What’s it all about? In the Mishnah’s tractate Rosh Hashanah, the rabbis engage in their trademark Talmudic discussions and determine that we must celebrate the beginning of the new year not once but four times. The first celebration, in the month of Nissan, is dedicated to the reigns of Israel’s kings. The second, in Elul, to animal tithes. The third is the one we all know, Rosh Hashanah, which falls on the first of Tishrei, when the Hebrew calendar starts anew. Finally, there’s Tu B’Shevat, the 15th day of Shevat (a one-day holiday which begins at sundown), when we are to calculate the agricultural cycle and all biblical tithes involving trees and fruit.

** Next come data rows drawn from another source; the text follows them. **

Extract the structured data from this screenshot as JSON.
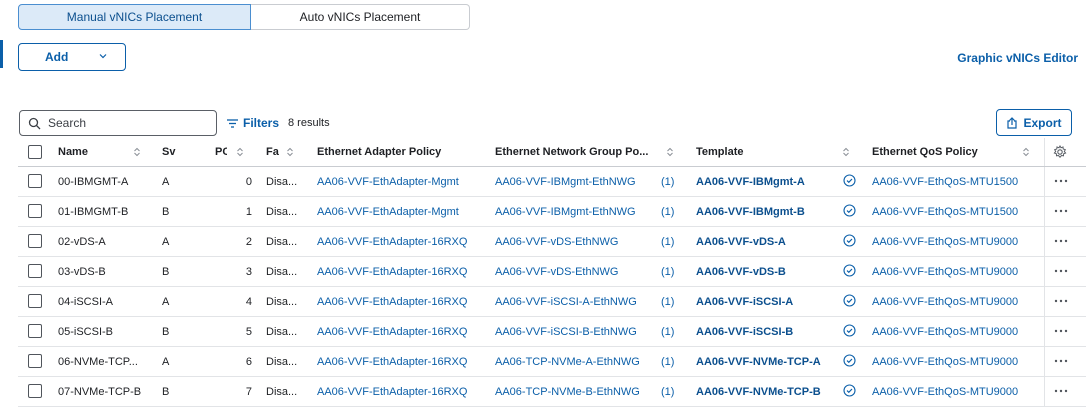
{
  "tabs": {
    "manual": "Manual vNICs Placement",
    "auto": "Auto vNICs Placement"
  },
  "add_label": "Add",
  "graphic_editor_label": "Graphic vNICs Editor",
  "search": {
    "placeholder": "Search"
  },
  "filters_label": "Filters",
  "results_label": "8 results",
  "export_label": "Export",
  "columns": {
    "name": "Name",
    "switch": "Sv",
    "pci": "PC",
    "failover": "Fa",
    "adapter": "Ethernet Adapter Policy",
    "network": "Ethernet Network Group Po...",
    "template": "Template",
    "qos": "Ethernet QoS Policy"
  },
  "rows": [
    {
      "name": "00-IBMGMT-A",
      "switch": "A",
      "pci": "0",
      "failover": "Disa...",
      "adapter": "AA06-VVF-EthAdapter-Mgmt",
      "network": "AA06-VVF-IBMgmt-EthNWG",
      "network_count": "(1)",
      "template": "AA06-VVF-IBMgmt-A",
      "qos": "AA06-VVF-EthQoS-MTU1500"
    },
    {
      "name": "01-IBMGMT-B",
      "switch": "B",
      "pci": "1",
      "failover": "Disa...",
      "adapter": "AA06-VVF-EthAdapter-Mgmt",
      "network": "AA06-VVF-IBMgmt-EthNWG",
      "network_count": "(1)",
      "template": "AA06-VVF-IBMgmt-B",
      "qos": "AA06-VVF-EthQoS-MTU1500"
    },
    {
      "name": "02-vDS-A",
      "switch": "A",
      "pci": "2",
      "failover": "Disa...",
      "adapter": "AA06-VVF-EthAdapter-16RXQ",
      "network": "AA06-VVF-vDS-EthNWG",
      "network_count": "(1)",
      "template": "AA06-VVF-vDS-A",
      "qos": "AA06-VVF-EthQoS-MTU9000"
    },
    {
      "name": "03-vDS-B",
      "switch": "B",
      "pci": "3",
      "failover": "Disa...",
      "adapter": "AA06-VVF-EthAdapter-16RXQ",
      "network": "AA06-VVF-vDS-EthNWG",
      "network_count": "(1)",
      "template": "AA06-VVF-vDS-B",
      "qos": "AA06-VVF-EthQoS-MTU9000"
    },
    {
      "name": "04-iSCSI-A",
      "switch": "A",
      "pci": "4",
      "failover": "Disa...",
      "adapter": "AA06-VVF-EthAdapter-16RXQ",
      "network": "AA06-VVF-iSCSI-A-EthNWG",
      "network_count": "(1)",
      "template": "AA06-VVF-iSCSI-A",
      "qos": "AA06-VVF-EthQoS-MTU9000"
    },
    {
      "name": "05-iSCSI-B",
      "switch": "B",
      "pci": "5",
      "failover": "Disa...",
      "adapter": "AA06-VVF-EthAdapter-16RXQ",
      "network": "AA06-VVF-iSCSI-B-EthNWG",
      "network_count": "(1)",
      "template": "AA06-VVF-iSCSI-B",
      "qos": "AA06-VVF-EthQoS-MTU9000"
    },
    {
      "name": "06-NVMe-TCP...",
      "switch": "A",
      "pci": "6",
      "failover": "Disa...",
      "adapter": "AA06-VVF-EthAdapter-16RXQ",
      "network": "AA06-TCP-NVMe-A-EthNWG",
      "network_count": "(1)",
      "template": "AA06-VVF-NVMe-TCP-A",
      "qos": "AA06-VVF-EthQoS-MTU9000"
    },
    {
      "name": "07-NVMe-TCP-B",
      "switch": "B",
      "pci": "7",
      "failover": "Disa...",
      "adapter": "AA06-VVF-EthAdapter-16RXQ",
      "network": "AA06-TCP-NVMe-B-EthNWG",
      "network_count": "(1)",
      "template": "AA06-VVF-NVMe-TCP-B",
      "qos": "AA06-VVF-EthQoS-MTU9000"
    }
  ],
  "icons": {
    "search": "search-icon",
    "filter": "filter-icon",
    "export": "export-icon",
    "sort": "sort-icon",
    "check": "check-circle-icon",
    "more": "more-horizontal-icon",
    "settings": "gear-icon"
  },
  "colors": {
    "accent": "#0b5fa9",
    "active_tab_bg": "#dceaf8"
  }
}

Though a minor light in the holiday constellation, Tu B’Shevat nonetheless was of great importance when the people of Israel made a living working the land. In those ancient days, a host of prohibitions and demands—many still observed—guided Jewish life. Among those restrictions is orlah, the biblical prohibition against eating fruit produced during the first three years of the tree’s life, and ma’aser oni, the obligation to set aside a certain portion of crops for the poor. A calendar was necessary to help ensure that all these rules were observed on time. That calendar started in the middle of Shevat. And since the 15th day is marked by the Hebrew letters yud and heh—which, combined, spell out the direct name of God—the adjacent letters tet and vav were selected to signify the date instead.